The pre-base vowel signs reorder. The i, e and ai signs (ি, ে, ৈ) are typed after their
consonant but drawn before it. In কে (ka + e-sign) the sign is set to the left of the ka even
though it follows it in memory, and the font’s word-initial variant is chosen when the sign opens a
word.
The two-part o and au signs split. The o sign (ো) and au sign (ৌ) are single characters that
render in two pieces — an e-sign before the base and an aa-sign (for o) or a length mark (for au)
after it. The engine splits them, following Unicode’s canonical decomposition, before shaping:
কো, নৌকা.
Consonants fuse into conjuncts. A consonant, the hasant, and another consonant join into a
conjunct ligature: ক্ত, ছাত্র (tra), জ্ঞান (jñ), কষ্ট (ṣṭ), বিদ্যা (dya).

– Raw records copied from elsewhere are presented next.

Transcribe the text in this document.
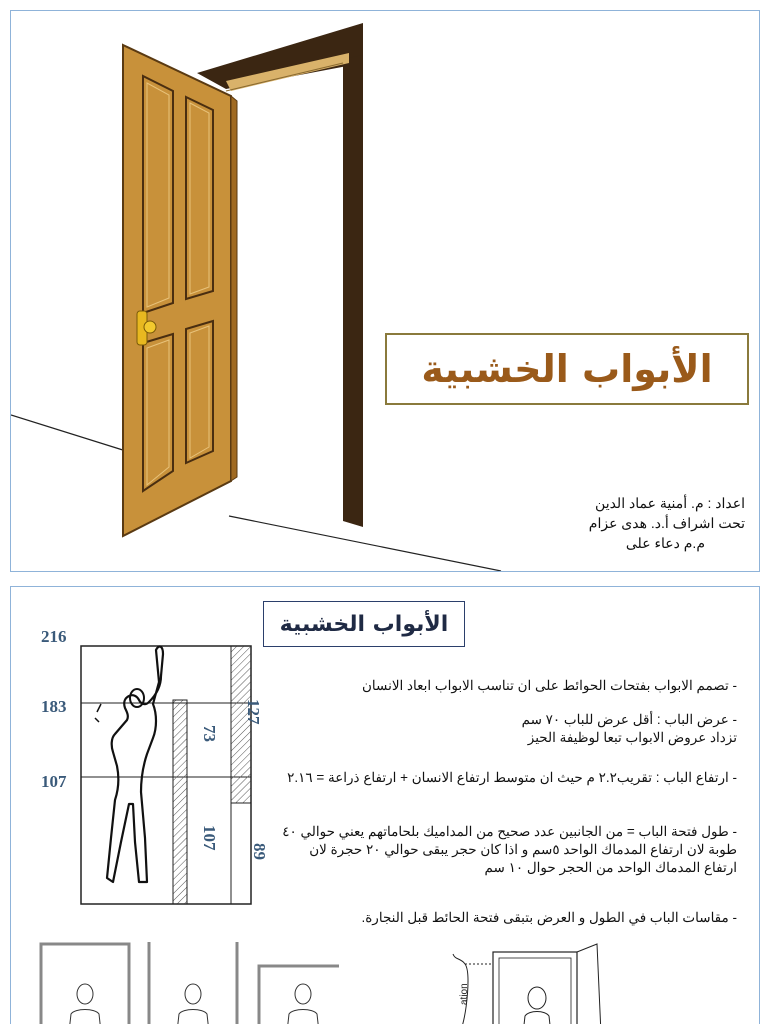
الأبواب الخشبية
اعداد : م. أمنية عماد الدين
تحت اشراف أ.د. هدى عزام
م.م دعاء على
الأبواب الخشبية
216
183
107
127
73
107
89
- تصمم الابواب بفتحات الحوائط على ان تناسب الابواب ابعاد الانسان
- عرض الباب : أقل عرض للباب ٧٠ سم
تزداد عروض الابواب تبعا لوظيفة الحيز
- ارتفاع الباب : تقريب٢.٢ م حيث ان متوسط ارتفاع الانسان + ارتفاع ذراعة = ٢.١٦
- طول فتحة الباب = من الجانبين عدد صحيح من المداميك بلحاماتهم يعني حوالي ٤٠ طوبة لان ارتفاع المدماك الواحد ٥سم و اذا كان حجر يبقى حوالي ٢٠ حجرة لان ارتفاع المدماك الواحد من الحجر حوال ١٠ سم
- مقاسات الباب في الطول و العرض بتبقى فتحة الحائط قبل النجارة.
ation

A word-initial ra becomes a reph. র followed by the hasant at the head of a syllable is not
drawn in place but as a small stroke above the syllable’s base — কর্ম, ধর্ম. A য after the
hasant becomes the post-base ya-phalaa (মধ্য), and a ra after another consonant hangs below
it, fused into the glyph — প্রেম, গ্রাম.
A nukta composes with its consonant. The dot written below a consonant joins it into a single
letter — the rra, rha and yya of বড়, আষাঢ়, আয়না.
Vowel signs and syllable marks are positioned by the font. The below-base u signs, and the
anusvara and visarga, are placed on their base by the font’s anchors — the same mechanism that
positions Hebrew niqqud and Arabic harakat: কু, কং, কঃ.
Setting a paragraph
Bengali sets in ordinary running text: the line breaker finds its breaks at the interword spaces exactly as for Latin, and only the shaping within each word is special. A whole Bengali paragraph needs nothing beyond selecting the font.
{\font bengali 12 regular
এটি বাংলা লিপিতে লেখা হয়েছে। প্রতিটি অক্ষর একটি ব্যঞ্জন এবং তার সঙ্গের স্বর মিলে তৈরি হয়,
আর দুটি ব্যঞ্জন হসন্ত দিয়ে যুক্ত হয়ে যুক্তাক্ষর গঠন করে।
}
Because Bengali sets left to right like a Latin text face, it uses the same TeX-style punctuation
shorthands: `` and '' become curly quotes, --/--- en/em dashes, and ... an ellipsis,
all of which the bundled face carries. (The right-to-left Hebrew and Arabic faces do not — their
quote conventions differ, so those documents type the marks literally.)
The bundled scripts/bengali-demo.script sets a full page covering each of these features.